TransPLANT is a European-Union funded e-infrastructure to support computational analysis of genomic data from crop and model plants. It is a consortium of 11 European partners including EMBL-EBI. The project funds coordination and research activities; and provides free access to tools, training and data standards. The transPLANT project is funded by the European Commission
The IMPC is currently composed of 18 research institutions, including EMBL-EBI and the Sanger Institute and 5 national funders The Consortium's goal is to develop a plan to harness the major world-wide mouse research programmes and infrastructures in a strategic and coordinated effort to undertake a broad-based, systematic genome-wide phenotyping project of knockout mice in order to provide the wider research community with a long-lasting resource of mammalian gene function information.
The IMI EHR4CR project runs over five years (2011-2015) and involves 34 partners (academic and industrial) including EMBL-EBI. The EHR4CR project is one of the largest public-private partnerships aiming at providing adaptable, reusable and scalable solutions (tools and services) for reusing data from Electronic Health Record systems for Clinical Research.
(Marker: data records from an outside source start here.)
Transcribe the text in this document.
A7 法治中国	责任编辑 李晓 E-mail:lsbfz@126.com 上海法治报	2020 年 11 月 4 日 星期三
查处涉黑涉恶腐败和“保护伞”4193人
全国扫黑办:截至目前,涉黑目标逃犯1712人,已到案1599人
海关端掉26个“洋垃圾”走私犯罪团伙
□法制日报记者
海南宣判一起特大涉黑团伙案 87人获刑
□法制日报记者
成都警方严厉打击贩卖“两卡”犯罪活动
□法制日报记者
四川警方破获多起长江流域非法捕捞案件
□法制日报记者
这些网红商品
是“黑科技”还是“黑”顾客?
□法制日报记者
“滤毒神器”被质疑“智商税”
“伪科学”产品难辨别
Electronic Health Record (EHR) data offer large opportunities for the advancement of medical research, the improvement of healthcare, and the enhancement of patient safety. The project is partially funded by the IMI programme. The Innovative Medicines Initiative (IMI) is Europe's largest public-private initiative aiming to speed up the development of better and safer medicines for patients. IMI supports collaborative research projects and builds networks of industrial and academic experts in order to boost pharmaceutical innovation in Europe. IMI is a joint undertaking between the European Union and the pharmaceutical industry association EFPIA.
The goal of the ICGC is to obtain a comprehensive description of genomic, transcriptomic and epigenomic changes in 50 different tumor types and/or subtypes which are of clinical and societal importance across the globe. Currently, the ICGC has received commitments from funding organizations in Asia, Australia, Europe, North America and South America for 88 project teams in 17 jurisdictions to study over 25,000 tumor genomes.
The eTOX project aims to develop a drug safety database from the pharmaceutical industry legacy toxicology reports and public toxicology data; innovative in silico strategies and novel software tools to better predict the toxicological profiles of small molecules in early stages of the drug development pipeline. eTOX, is funded by the Innovative Medicines Initiative Joint Undertaking, a unique partnership between the European Community and the European Federation of Pharmaceutical Industries and Associations (EFPIA).
A large-scale drug-discovery collaboration that brings together academic and industrial R&D with patient organisations to develop and assess novel treatment approaches for autism.
the Open Pharmacological Concepts Triple Store: Reducing barriers to drug discovery in industry, academia and for small businesses.